While Burnley can be relatively relaxed about their Premier League future, Sean Dyche admits that had no bearing on James Tarkowski’s new contract.
The 25-year-old centre back had 18 months left on his current deal, but, with speculation linking him with Arsenal and Chelsea, the former Brentford man has agreed to extend his stay to the summer of 2022.
Dyche explains that was on the cards regardless of Burnley sitting in seventh place with 34 points at the start of January.
He said: “Yep. We’d have still done it. (At the same level?) Yeah.
“Our financial stability is good. That’s the good side of the planning.
“The hard side is when you want to get that next big player in, and you think ‘I think we can get that one’, and find out the reality of often their contracts, not just the fee, that’s hard to take sometimes.
“There have been a number of situations we were in to, and we’ve found out the reality of the numbers and couldn’t do it.
“That’s frustrating for me as a manager, but, on the other hand, we can make sure the players are looked after, enough where they can continue to develop and mature as players, and be comfortable knowing their contract is sufficient for what they need.”
While Burnley were not forced to sell Michael Keane and Andre Gray in the summer, as they entered the last year of their contracts, they didn’t want to have Tarkowski in the same situation.
But it isn’t always that simple to avoid players’ deals running down: “We’ve always kept open lines of communication with players and agents, we can’t afford not to.
“We’re not a club who can get to a level of payment that is so high that they say I’ll definitely stay regardless.
“Our openness is important with the players. There comes a time when the level of what we can get to is just not appropriate for any given player, and they’ll think as much as they’ve enjoyed it there comes a time when reality bites.
“It’s an industry that is not only money led but it’s a big part of it. Each player will have their own reasons when that time comes, we’ll have a club reason where some get an offer so big we just can’t compete,
“Andre was a clear example of that.
“Then it’s the realm of the player, it’s hard for them. The theory of being careful because it’s a short career has changed because of the amount of finance now but the PFA average is still only around seven years, so you’ve got to be mindful of that.
“If a club comes along and pays a large amount of money and then the large contracts that comes with that then it’s a difficult one for us as a club. There’s a reality of where we are, we’re building and getting stronger financially, but we’re not near some clubs.
“On the other hand we’re moving forward with that, players here are earning more than they were two years ago. There’s plenty out there who might have deeper pockets than us or a different viewpoint of it.”
Tarkowski has slotted in seamlessly after the sale of Keane to Everton, with speculation he could be called up by England for the March friendlies - as well as Poland, for whom he also qualifies to play.
Dyche accepts he has grown for his experience in the Premier League: “I think a lot of it is game knowledge and experience, the details of playing against some of the top players in Europe, possibly the world, as much as any coaching formats.
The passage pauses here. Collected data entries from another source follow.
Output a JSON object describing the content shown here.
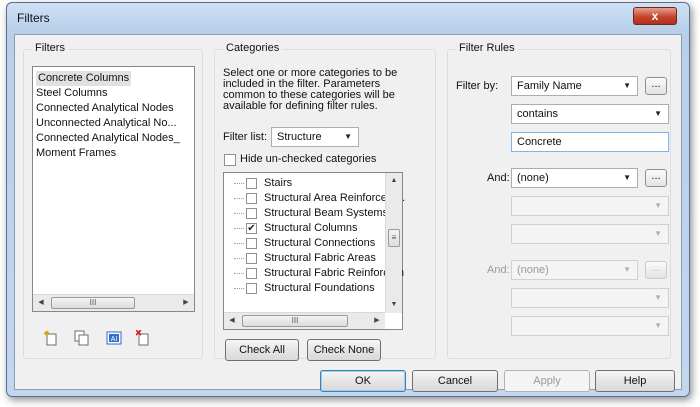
{
  "window": {
    "title": "Filters",
    "close_glyph": "x"
  },
  "filters": {
    "group_title": "Filters",
    "items": [
      "Concrete Columns",
      "Steel Columns",
      "Connected Analytical Nodes",
      "Unconnected Analytical No...",
      "Connected Analytical Nodes_",
      "Moment Frames"
    ],
    "selected_index": 0,
    "scroll_thumb_glyph": "III",
    "toolbar_icons": [
      "new-filter-icon",
      "duplicate-filter-icon",
      "rename-filter-icon",
      "delete-filter-icon"
    ]
  },
  "categories": {
    "group_title": "Categories",
    "description": "Select one or more categories to be included in the filter.  Parameters common to these categories will be available for defining filter rules.",
    "filter_list_label": "Filter list:",
    "filter_list_value": "Structure",
    "hide_unchecked_label": "Hide un-checked categories",
    "hide_unchecked": false,
    "items": [
      {
        "label": "Stairs",
        "checked": false
      },
      {
        "label": "Structural Area Reinforcem...",
        "checked": false
      },
      {
        "label": "Structural Beam Systems",
        "checked": false
      },
      {
        "label": "Structural Columns",
        "checked": true
      },
      {
        "label": "Structural Connections",
        "checked": false
      },
      {
        "label": "Structural Fabric Areas",
        "checked": false
      },
      {
        "label": "Structural Fabric Reinforcem",
        "checked": false
      },
      {
        "label": "Structural Foundations",
        "checked": false
      }
    ],
    "scroll_thumb_glyph": "III",
    "check_all_label": "Check All",
    "check_none_label": "Check None"
  },
  "rules": {
    "group_title": "Filter Rules",
    "filter_by_label": "Filter by:",
    "filter_by_value": "Family Name",
    "operator_value": "contains",
    "value_text": "Concrete",
    "and1_label": "And:",
    "and1_value": "(none)",
    "and2_label": "And:",
    "and2_value": "(none)",
    "dots_label": "..."
  },
  "footer": {
    "ok_label": "OK",
    "cancel_label": "Cancel",
    "apply_label": "Apply",
    "help_label": "Help"
  },
  "colors": {
    "titlebar": "#b8cfe9",
    "client_bg": "#f0f0f0",
    "close_red": "#c5432c",
    "focus_blue": "#3c7fb1"
  }
}
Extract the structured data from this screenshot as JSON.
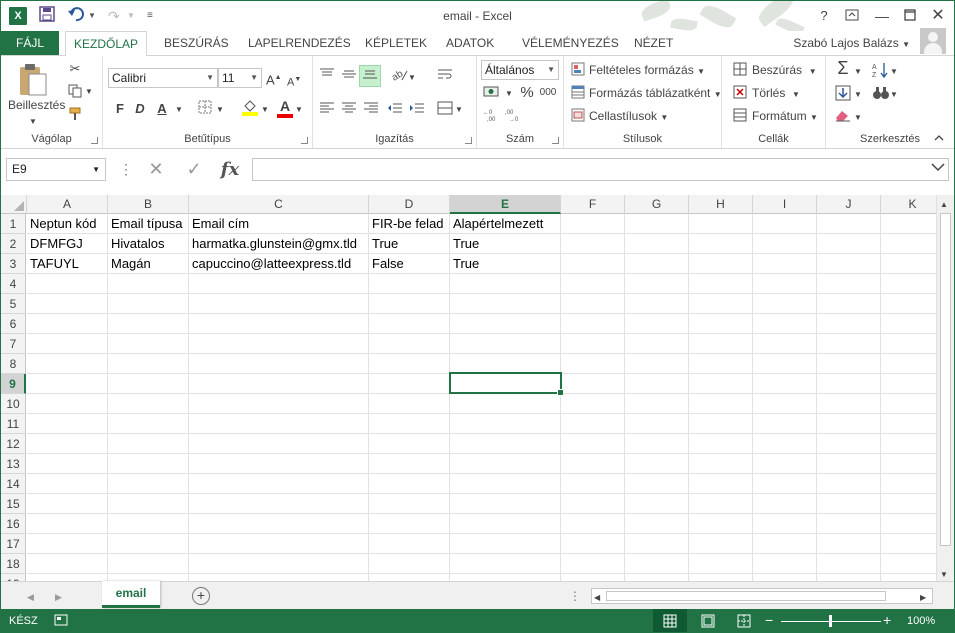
{
  "window": {
    "title": "email - Excel",
    "app_icon": "X",
    "help": "?",
    "controls": [
      "ribbon-display-icon",
      "minimize-icon",
      "maximize-icon",
      "close-icon"
    ]
  },
  "tabs": {
    "file": "FÁJL",
    "items": [
      "KEZDŐLAP",
      "BESZÚRÁS",
      "LAPELRENDEZÉS",
      "KÉPLETEK",
      "ADATOK",
      "VÉLEMÉNYEZÉS",
      "NÉZET"
    ],
    "active_index": 0,
    "user": "Szabó Lajos Balázs"
  },
  "ribbon": {
    "clipboard": {
      "label": "Vágólap",
      "paste": "Beillesztés"
    },
    "font": {
      "label": "Betűtípus",
      "name": "Calibri",
      "size": "11",
      "bold": "F",
      "italic": "D",
      "underline": "A",
      "grow": "A",
      "shrink": "A",
      "color": "A"
    },
    "alignment": {
      "label": "Igazítás"
    },
    "number": {
      "label": "Szám",
      "format": "Általános",
      "percent": "%",
      "thousands": "000"
    },
    "styles": {
      "label": "Stílusok",
      "conditional": "Feltételes formázás",
      "table": "Formázás táblázatként",
      "cell": "Cellastílusok"
    },
    "cells": {
      "label": "Cellák",
      "insert": "Beszúrás",
      "delete": "Törlés",
      "format": "Formátum"
    },
    "editing": {
      "label": "Szerkesztés",
      "sigma": "Σ"
    }
  },
  "formula_bar": {
    "name_box": "E9",
    "fx": "fx",
    "value": ""
  },
  "grid": {
    "columns": [
      "A",
      "B",
      "C",
      "D",
      "E",
      "F",
      "G",
      "H",
      "I",
      "J",
      "K"
    ],
    "selected_column": "E",
    "rows": [
      "1",
      "2",
      "3",
      "4",
      "5",
      "6",
      "7",
      "8",
      "9",
      "10",
      "11",
      "12",
      "13",
      "14",
      "15",
      "16",
      "17",
      "18",
      "19"
    ],
    "selected_row": "9",
    "cells": [
      [
        "Neptun kód",
        "Email típusa",
        "Email cím",
        "FIR-be felad",
        "Alapértelmezett"
      ],
      [
        "DFMFGJ",
        "Hivatalos",
        "harmatka.glunstein@gmx.tld",
        "True",
        "True"
      ],
      [
        "TAFUYL",
        "Magán",
        "capuccino@latteexpress.tld",
        "False",
        "True"
      ]
    ]
  },
  "sheets": {
    "active": "email"
  },
  "status": {
    "mode": "KÉSZ",
    "zoom": "100%"
  },
  "colors": {
    "accent": "#217346"
  }
}
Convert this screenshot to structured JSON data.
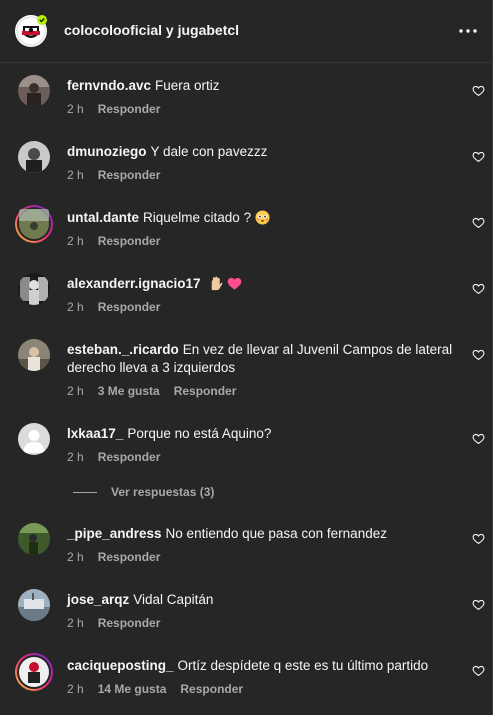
{
  "header": {
    "title": "colocolooficial y jugabetcl",
    "more_icon": "more-horizontal-icon"
  },
  "comments": [
    {
      "user": "fernvndo.avc",
      "text": "Fuera ortiz",
      "time": "2 h",
      "likes": "",
      "reply": "Responder"
    },
    {
      "user": "dmunoziego",
      "text": "Y dale con pavezzz",
      "time": "2 h",
      "likes": "",
      "reply": "Responder"
    },
    {
      "user": "untal.dante",
      "text": "Riquelme citado ?",
      "time": "2 h",
      "likes": "",
      "reply": "Responder"
    },
    {
      "user": "alexanderr.ignacio17",
      "text": "",
      "time": "2 h",
      "likes": "",
      "reply": "Responder"
    },
    {
      "user": "esteban._.ricardo",
      "text": "En vez de llevar al Juvenil Campos de lateral derecho lleva a 3 izquierdos",
      "time": "2 h",
      "likes": "3 Me gusta",
      "reply": "Responder"
    },
    {
      "user": "lxkaa17_",
      "text": "Porque no está Aquino?",
      "time": "2 h",
      "likes": "",
      "reply": "Responder"
    },
    {
      "user": "_pipe_andress",
      "text": "No entiendo que pasa con fernandez",
      "time": "2 h",
      "likes": "",
      "reply": "Responder"
    },
    {
      "user": "jose_arqz",
      "text": "Vidal Capitán",
      "time": "2 h",
      "likes": "",
      "reply": "Responder"
    },
    {
      "user": "caciqueposting_",
      "text": "Ortíz despídete q este es tu último partido",
      "time": "2 h",
      "likes": "14 Me gusta",
      "reply": "Responder"
    }
  ],
  "view_replies": "Ver respuestas (3)",
  "colors": {
    "panel_bg": "#262626",
    "text_primary": "#f5f5f5",
    "text_secondary": "#a8a8a8",
    "story_ring_start": "#f9ce34",
    "story_ring_mid": "#ee2a7b",
    "story_ring_end": "#6228d7"
  }
}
“You get to an age and a performance level where the games becomes an increased teacher. The higher up you go the more it’s about your knowledge of actually being out there and doing it.
“We can support that with analysis, information and advice, but a lot of it from subliminal learning where you’re doing it all the time.
“Your brain sharpens, you see pictures quicker. I call it smelling danger, a good centre half can smell the danger early and the best centre halves have games where you don’t notice them much.
“Tarky is on his way with that, Ben Mee does it very well I think, he doesn’t always get the same plaudits as Tarky and Keano have had because he’s so efficient so early in the process. I think Kevin Long has come a long with that, he sees things better and sees things quicker.
“For all players it’s partly that, but centre halves and goalkeepers mature slightly slower because there’s more detail in what they have to deal with, because they’re usually facing the best players on the pitch. It’s one of, if not the hardest position in my opinion.”
And on his England hopes?: “Gareth has been at Burnley a lot more often over the last year-and-a-half or so, which is a good sign. Gareth will make his own mind up.
“Not every manager fancies all the same players. It’s a funny one when you’re England manager I imagine because you get a lot of outside noise over who should be in, but really it’s still like a club where there's something in players where you think it will fit with what you want.
“If he’s in the thoughts then great, I think it’s good a number of our players are at least in the thoughts, they won’t all make his squads, some might make same and some might not make any. It’s good to think that Burnley Football Club have players who are really clear in Gareth’s thoughts and I think that’s a really good sign for the whole group.”